My stepfather rapes me.
It happened two or three times a month for at least two years.
“I was molested fairly often between the ages of 9-13~ by my stepfather. Basically my mother would take my brother to church to drop him off and he was an altar boy. My stepfather would go into my room and anally rape me. It happened 2-3 times a month for at least 2 years. I figured it happened at least 50 times. I knew it was going to happen and would dread it and no way to get away with it. He’d give me a few bucks afterwards so I just wanted it to get over it and go buy a Gatorade and candy with the money.
Basically my ass was always sore and super dry. He’d only use spit as lube and I used to wet toilet paper during the week and stick it next to my asshole to keep it moist. It led to me gaining a lot of weight since food became my outlet and it got to the point where I was going to kill myself at age 14. I ended up telling my dad about it and he called the police. My mother called me up the next day and told me I ruined her life, but she had no idea it was happening and I know she was going through a lot having it happen under her watch. She has since apologized but it stung deep to her, too.
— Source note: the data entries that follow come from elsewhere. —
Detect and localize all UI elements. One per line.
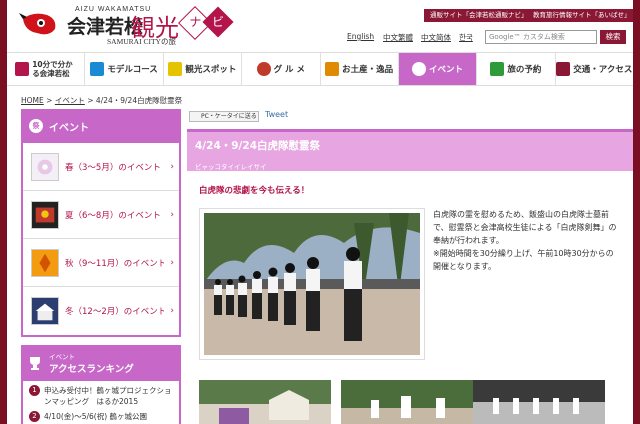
event-title: 4/24・9/24白虎隊慰霊祭	[195, 140, 321, 152]
lang-zh-tw-link[interactable]: 中文繁體	[383, 32, 413, 43]
nav-souvenir[interactable]: お土産・逸品	[321, 53, 399, 85]
gift-icon	[325, 62, 340, 76]
description-note: ※開始時間を30分繰り上げ、午前10時30分からの開催となります。	[433, 249, 614, 271]
ranking-header: イベント アクセスランキング	[21, 345, 181, 381]
event-kana: ビャッコタイイレイサイ	[195, 163, 267, 171]
nav-10min[interactable]: 10分で分かる会津若松	[7, 53, 86, 85]
send-to-mobile-button[interactable]: PC・ケータイに送る	[189, 111, 259, 122]
calendar-icon	[490, 62, 505, 76]
spot-icon	[168, 62, 183, 76]
description-paragraph: 白虎隊の霊を慰めるため、飯盛山の白虎隊士墓前で、慰霊祭と会津高校生徒による「白虎…	[433, 210, 617, 245]
nav-gourmet[interactable]: グ ル メ	[242, 53, 321, 85]
ranking-title: アクセスランキング	[49, 364, 134, 375]
chevron-right-icon: ›	[170, 161, 174, 172]
main-nav: 10分で分かる会津若松 モデルコース 観光スポット グ ル メ お土産・逸品 イ…	[7, 52, 633, 86]
event-icon	[412, 62, 427, 76]
search-button[interactable]: 検索	[600, 30, 626, 44]
ranking-small-label: イベント	[49, 353, 75, 361]
winter-castle-thumbnail	[31, 297, 59, 325]
sidebar-title: イベント	[49, 122, 89, 134]
season-label: 冬（12～2月）のイベント	[65, 307, 165, 317]
arrow-icon	[90, 62, 105, 76]
nav-label: 旅の予約	[507, 65, 542, 75]
season-item-autumn[interactable]: 秋（9～11月）のイベント ›	[23, 239, 179, 287]
event-description: 白虎隊の霊を慰めるため、飯盛山の白虎隊士墓前で、慰霊祭と会津高校生徒による「白虎…	[433, 208, 621, 273]
nav-label: 10分で分かる会津若松	[32, 60, 73, 78]
ranking-list: 1 申込み受付中！鶴ヶ城プロジェクションマッピング はるか2015 2 4/10…	[21, 381, 181, 424]
chevron-right-icon: ›	[170, 257, 174, 268]
trophy-icon	[30, 357, 40, 370]
nav-label: グ ル メ	[273, 65, 306, 75]
ranking-item[interactable]: 1 申込み受付中！鶴ヶ城プロジェクションマッピング はるか2015	[29, 385, 173, 407]
festival-icon: 祭	[29, 119, 43, 133]
gallery-photo-1[interactable]	[199, 380, 331, 424]
lang-english-link[interactable]: English	[347, 32, 374, 41]
season-item-spring[interactable]: 春（3～5月）のイベント ›	[23, 143, 179, 191]
sidebar-event-header: 祭 イベント	[21, 109, 181, 143]
breadcrumb-current: 4/24・9/24白虎隊慰霊祭	[95, 96, 183, 105]
logo-navi-bi: ビ	[202, 6, 234, 38]
season-label: 夏（6～8月）のイベント	[65, 210, 161, 221]
lang-korean-link[interactable]: 한국	[459, 32, 473, 43]
shop-site-button[interactable]: 通販サイト「会津若松通販ナビ」	[424, 9, 534, 22]
ranking-item[interactable]: 2 4/10(金)～5/6(祝) 鶴ヶ城公園	[29, 411, 173, 422]
page: AIZU WAKAMATSU 会津若松 観光 ナ ビ SAMURAI CITYの…	[7, 0, 633, 424]
logo-subtitle: SAMURAI CITYの旅	[107, 37, 176, 46]
book-icon	[15, 62, 30, 76]
nav-reservation[interactable]: 旅の予約	[477, 53, 556, 85]
bowl-icon	[256, 62, 271, 76]
breadcrumb-separator: >	[46, 96, 53, 105]
rank-number: 2	[29, 411, 40, 422]
event-photo	[199, 208, 425, 360]
header: AIZU WAKAMATSU 会津若松 観光 ナ ビ SAMURAI CITYの…	[7, 0, 633, 50]
autumn-leaf-thumbnail	[31, 248, 59, 277]
season-label: 秋（9～11月）のイベント	[65, 258, 165, 269]
gallery-photo-3[interactable]	[473, 380, 605, 424]
sword-dance-photo	[204, 213, 420, 355]
chevron-right-icon: ›	[170, 306, 174, 316]
nav-access[interactable]: 交通・アクセス	[556, 53, 633, 85]
gallery-photo-2[interactable]	[341, 380, 473, 424]
akabeko-logo-icon[interactable]	[19, 9, 59, 39]
summer-festival-thumbnail	[31, 200, 59, 229]
nav-label: イベント	[429, 65, 464, 75]
nav-model-course[interactable]: モデルコース	[85, 53, 164, 85]
spring-flower-thumbnail	[31, 152, 59, 181]
season-label: 春（3～5月）のイベント	[65, 162, 161, 173]
nav-label: 交通・アクセス	[573, 65, 633, 75]
rank-number: 1	[29, 385, 40, 396]
breadcrumb-separator: >	[87, 96, 94, 105]
edu-travel-site-button[interactable]: 教育旅行情報サイト「あいばせ」	[527, 9, 633, 22]
breadcrumb: HOME > イベント > 4/24・9/24白虎隊慰霊祭	[21, 95, 182, 106]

He ended up getting six years in jail from it and then his nephew came forward sometime since I did and he got additional jail time. Therapy never really helped me but I never did to get fucked up or anything afterwards. People kept telling me I looked guilty of something so I let my goofy loud side take over and that took a long time not to be that person. It’s been 14 years since then and I am doing much better. I still think about it a few times a week and have nightmares every few months but fuck it, it’s in the past. I am still a virgin at 28, I really lost self-confidence from it but I am gaining it back. Basically every year life gets better and better.
My biggest fear has always been I would do the same thing to someone since statistically I am more likely to do it. I have no sexual desire at all for children and never have and actually had a thing for older women. Just that one statistic always scares me but i know it won’t be me.”